So this is why you're always freezing at work
I have a cardigan reserved specifically for the freezing temperatures in office buildings in the summertime — something warm and neutral that can kind of match everything and stave off at least a bit of the cold. I’ve worked in offices where women buy fleece blankets to wrap around themselves in the summer and wear pants and boots when it’s 80 degrees outside.
Apparently my experiences aren’t unusual. A newly published study from Boris Kingma and Wouter van Marken Lichtenbelt, two (male) scientists in the Netherlands, determined that office buildings have been using a formula to set the internal temperature that’s based on the physiology of a 40-year-old man weighing 154 pounds, according to the New York Times. That temperature is definitely not going to be ideal for many women, who on average are smaller and have more body fat, and thus lower metabolic rates.
Office temperatures have become a (pun intended) hot topic this summer as more and more women bring the phenomenon of shivering at their desks to the public’s attention.
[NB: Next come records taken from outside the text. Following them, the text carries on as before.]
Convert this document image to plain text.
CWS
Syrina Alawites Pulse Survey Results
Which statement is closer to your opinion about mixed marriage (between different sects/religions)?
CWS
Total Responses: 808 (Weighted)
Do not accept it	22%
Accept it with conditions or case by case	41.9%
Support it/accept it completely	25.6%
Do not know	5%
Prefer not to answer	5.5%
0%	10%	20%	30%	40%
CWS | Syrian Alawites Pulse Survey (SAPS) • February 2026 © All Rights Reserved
Last month, the Washington Post published an article about it. The author went around to men and women eating lunch outside in Washington, DC. All the women said they were thawing out in the summer heat from their chilly offices, while none of the men said they thought their buildings were cold.
Kingma and van Marken Lichtenbelt’s paper shows that women are warranted to complain. The formula used to determine air conditioning levels is not ideal for women, who make up more of the working population than they did when the formula was made in 1960s.
They found that women’s average metabolic rates are 20 to 32 percent lower than what the standard temperature-setting chart says. These discrepancies lead to as much as five degrees of difference in preference between men and women.
The study also notes that there are differences based on clothing choices. Women may bare more skin in skirts or dresses, while many men wear suits.
But telling women to just cover up isn’t only problematic: It’s bad for the environment. The study was published in Nature Climate Change and recommends that offices “reduce gender-discriminating bias in thermal comfort.”
By keeping temperatures too cold—and using space heaters to keep warm in extreme cases—offices are using up energy and emitting loads of carbon dioxide. By keeping it a little warmer in offices, companies can save money and help the planet.
It may be difficult to figure out exactly how to enact change, though. The researchers suggest specifying the formula more to include factors like actual metabolic rates—which also differ by factors like age—to determine the right temperature for each building.
But as the Washington Post article slyly suggests, maybe there’s an easier solution. Simply turn the temperature up a few degrees and tell the men to wear short suits. Perhaps it’s finally their turn to adapt to the environment.